Ma gli orari dei tecnici e dei professionali devono essere ridotti o no?/1

Tra polemiche, annunci trionfalistici, richieste di dimissioni del ministro, comunicati stampa e controcomunicati, diventa difficile capire quale sia esattamente la ragione del contendere sulle pronunce della magistratura amministrativa a proposito della riduzione degli orari di lezione nelle classi intermedie degli istituti tecnici e professionali. Cerchiamo, quindi, di fare il punto.

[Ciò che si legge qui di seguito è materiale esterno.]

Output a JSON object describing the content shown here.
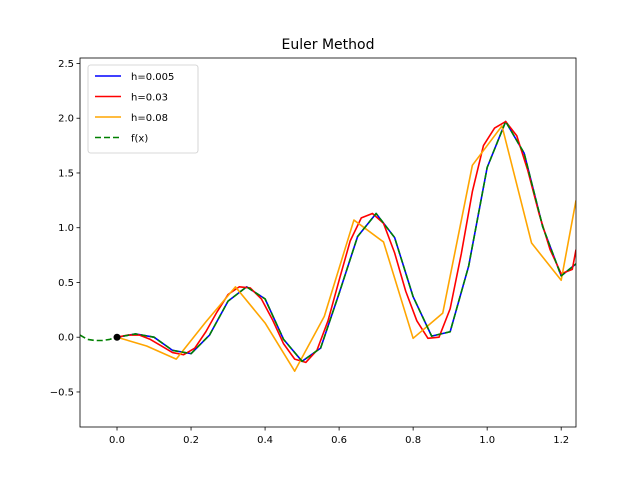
{
  "chart_data": {
    "type": "line",
    "title": "Euler Method",
    "xlabel": "",
    "ylabel": "",
    "xlim": [
      -0.1,
      1.24
    ],
    "ylim": [
      -0.82,
      2.55
    ],
    "xticks": [
      0.0,
      0.2,
      0.4,
      0.6,
      0.8,
      1.0,
      1.2
    ],
    "xtick_labels": [
      "0.0",
      "0.2",
      "0.4",
      "0.6",
      "0.8",
      "1.0",
      "1.2"
    ],
    "yticks": [
      -0.5,
      0.0,
      0.5,
      1.0,
      1.5,
      2.0,
      2.5
    ],
    "ytick_labels": [
      "−0.5",
      "0.0",
      "0.5",
      "1.0",
      "1.5",
      "2.0",
      "2.5"
    ],
    "grid": false,
    "legend_position": "top-left",
    "initial_point": {
      "x": 0.0,
      "y": 0.0,
      "color": "#000000"
    },
    "series": [
      {
        "name": "h=0.005",
        "color": "#0000ff",
        "style": "solid",
        "x": [
          0.0,
          0.05,
          0.1,
          0.15,
          0.2,
          0.25,
          0.3,
          0.35,
          0.4,
          0.45,
          0.5,
          0.55,
          0.6,
          0.65,
          0.7,
          0.75,
          0.8,
          0.85,
          0.9,
          0.95,
          1.0,
          1.05,
          1.1,
          1.15,
          1.2,
          1.24
        ],
        "y": [
          0.0,
          0.03,
          0.0,
          -0.12,
          -0.15,
          0.02,
          0.33,
          0.46,
          0.35,
          -0.02,
          -0.22,
          -0.1,
          0.4,
          0.92,
          1.13,
          0.91,
          0.37,
          0.01,
          0.05,
          0.65,
          1.55,
          1.97,
          1.68,
          1.01,
          0.56,
          0.67
        ]
      },
      {
        "name": "h=0.03",
        "color": "#ff0000",
        "style": "solid",
        "x": [
          0.0,
          0.03,
          0.06,
          0.09,
          0.12,
          0.15,
          0.18,
          0.21,
          0.24,
          0.27,
          0.3,
          0.33,
          0.36,
          0.39,
          0.42,
          0.45,
          0.48,
          0.51,
          0.54,
          0.57,
          0.6,
          0.63,
          0.66,
          0.69,
          0.72,
          0.75,
          0.78,
          0.81,
          0.84,
          0.87,
          0.9,
          0.93,
          0.96,
          0.99,
          1.02,
          1.05,
          1.08,
          1.11,
          1.14,
          1.17,
          1.2,
          1.23,
          1.24
        ],
        "y": [
          0.0,
          0.02,
          0.02,
          -0.02,
          -0.08,
          -0.14,
          -0.16,
          -0.1,
          0.05,
          0.23,
          0.39,
          0.46,
          0.45,
          0.35,
          0.16,
          -0.06,
          -0.2,
          -0.23,
          -0.12,
          0.15,
          0.52,
          0.88,
          1.09,
          1.13,
          1.04,
          0.77,
          0.42,
          0.15,
          -0.01,
          0.0,
          0.26,
          0.76,
          1.33,
          1.75,
          1.91,
          1.97,
          1.84,
          1.52,
          1.13,
          0.8,
          0.58,
          0.62,
          0.8
        ]
      },
      {
        "name": "h=0.08",
        "color": "#ffa500",
        "style": "solid",
        "x": [
          0.0,
          0.08,
          0.16,
          0.24,
          0.32,
          0.4,
          0.48,
          0.56,
          0.64,
          0.72,
          0.8,
          0.88,
          0.96,
          1.04,
          1.12,
          1.2,
          1.24
        ],
        "y": [
          0.0,
          -0.08,
          -0.2,
          0.14,
          0.46,
          0.13,
          -0.31,
          0.19,
          1.07,
          0.87,
          -0.01,
          0.22,
          1.57,
          1.93,
          0.86,
          0.52,
          1.25
        ]
      },
      {
        "name": "f(x)",
        "color": "#008000",
        "style": "dashed",
        "x": [
          -0.1,
          -0.08,
          -0.06,
          -0.04,
          -0.02,
          0.0,
          0.05,
          0.1,
          0.15,
          0.2,
          0.25,
          0.3,
          0.35,
          0.4,
          0.45,
          0.5,
          0.55,
          0.6,
          0.65,
          0.7,
          0.75,
          0.8,
          0.85,
          0.9,
          0.95,
          1.0,
          1.05,
          1.1,
          1.15,
          1.2,
          1.24
        ],
        "y": [
          0.02,
          -0.02,
          -0.03,
          -0.03,
          -0.02,
          0.0,
          0.03,
          0.0,
          -0.12,
          -0.15,
          0.02,
          0.33,
          0.46,
          0.35,
          -0.02,
          -0.22,
          -0.1,
          0.4,
          0.92,
          1.13,
          0.91,
          0.37,
          0.01,
          0.05,
          0.65,
          1.55,
          1.97,
          1.68,
          1.01,
          0.56,
          0.67
        ]
      }
    ]
  }
}
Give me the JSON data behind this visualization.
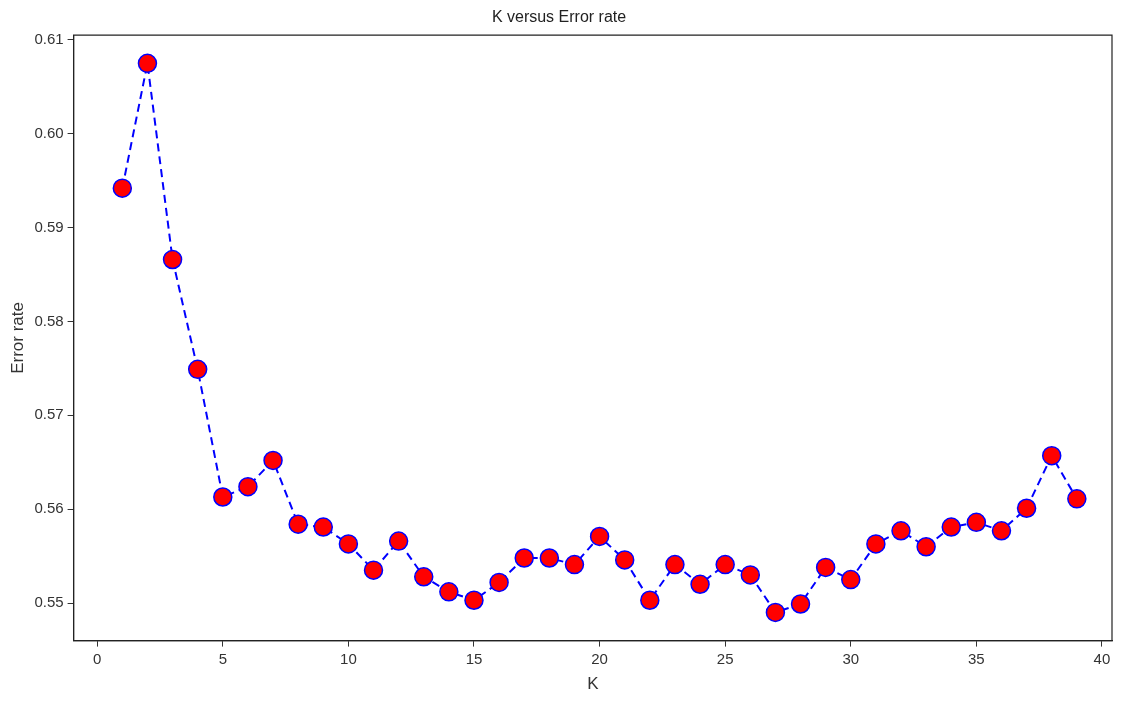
{
  "chart_data": {
    "type": "line",
    "title": "K versus Error rate",
    "xlabel": "K",
    "ylabel": "Error rate",
    "x": [
      1,
      2,
      3,
      4,
      5,
      6,
      7,
      8,
      9,
      10,
      11,
      12,
      13,
      14,
      15,
      16,
      17,
      18,
      19,
      20,
      21,
      22,
      23,
      24,
      25,
      26,
      27,
      28,
      29,
      30,
      31,
      32,
      33,
      34,
      35,
      36,
      37,
      38,
      39
    ],
    "series": [
      {
        "color": "#0000ff",
        "colors": [
          "#ff0000",
          "#ff0000",
          "#ff0000",
          "#ff0000",
          "#ff0000",
          "#ff0000",
          "#ff0000",
          "#ff0000",
          "#ff0000",
          "#ff0000",
          "#ff0000",
          "#ff0000",
          "#ff0000",
          "#ff0000",
          "#ff0000",
          "#ff0000",
          "#ff0000",
          "#ff0000",
          "#ff0000",
          "#ff0000",
          "#ff0000",
          "#ff0000",
          "#ff0000",
          "#ff0000",
          "#ff0000",
          "#ff0000",
          "#ff0000",
          "#ff0000",
          "#ff0000",
          "#ff0000",
          "#ff0000",
          "#ff0000",
          "#ff0000",
          "#ff0000",
          "#ff0000",
          "#ff0000",
          "#ff0000",
          "#ff0000",
          "#ff0000"
        ],
        "values": [
          0.5942,
          0.6075,
          0.5866,
          0.5749,
          0.5613,
          0.5624,
          0.5652,
          0.5584,
          0.5581,
          0.5563,
          0.5535,
          0.5566,
          0.5528,
          0.5512,
          0.5503,
          0.5522,
          0.5548,
          0.5548,
          0.5541,
          0.5571,
          0.5546,
          0.5503,
          0.5541,
          0.552,
          0.5541,
          0.553,
          0.549,
          0.5499,
          0.5538,
          0.5525,
          0.5563,
          0.5577,
          0.556,
          0.5581,
          0.5586,
          0.5577,
          0.5601,
          0.5657,
          0.5611
        ]
      }
    ],
    "xlim": [
      -0.94,
      40.4
    ],
    "ylim": [
      0.546,
      0.6105
    ],
    "xticks": [
      0,
      5,
      10,
      15,
      20,
      25,
      30,
      35,
      40
    ],
    "yticks": [
      {
        "value": 0.55,
        "label": "0.55"
      },
      {
        "value": 0.56,
        "label": "0.56"
      },
      {
        "value": 0.57,
        "label": "0.57"
      },
      {
        "value": 0.58,
        "label": "0.58"
      },
      {
        "value": 0.59,
        "label": "0.59"
      },
      {
        "value": 0.6,
        "label": "0.60"
      },
      {
        "value": 0.61,
        "label": "0.61"
      }
    ],
    "marker": "circle",
    "line_style": "dashed",
    "grid": false,
    "legend": false
  }
}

Nel maggio 2009 il Consiglio dei ministri approva in prima lettura gli schemi di regolamento dei nuovi istituti tecnici e professionali (è prevista già la riduzione oraria delle classi intermedie); due mesi dopo il Consiglio nazionale della Pubblica istruzione esprime il prescritto parere.

Al termine della procedura consultiva, il Consiglio di Stato esprime parere favorevole (21 dicembre 2009) sui due regolamenti (comprese le riduzioni orarie) e, al termine della fase autorizzativa, i due regolamenti sono pubblicati in Gazzetta ufficiale all’inizio dell’estate scorsa (dpr 87 e dpr 88/2010).

A quel punto la riduzione oraria delle lezioni è pienamente legittima e deve solo essere applicata.

Ferma restando tale riduzione oraria a 32 ore settimanali, restano da definire le discipline di studio che dovranno essere ridotte nell’orario, con esclusione di quelle che hanno meno di tre ore settimanali. È questo l’oggetto del ricorso dello Snals e della sospensiva del Tar.

Il Miur, infatti, emana il 1° giugno 2010 due decreti interministeriali nei quali identifica le classi di concorso che dovranno perdere ore, in modo da abbassare l’orario finale a 32 ore settimanali complessive. Nell’occasione, però, omette di acquisire il parere obbligatorio del CNPI.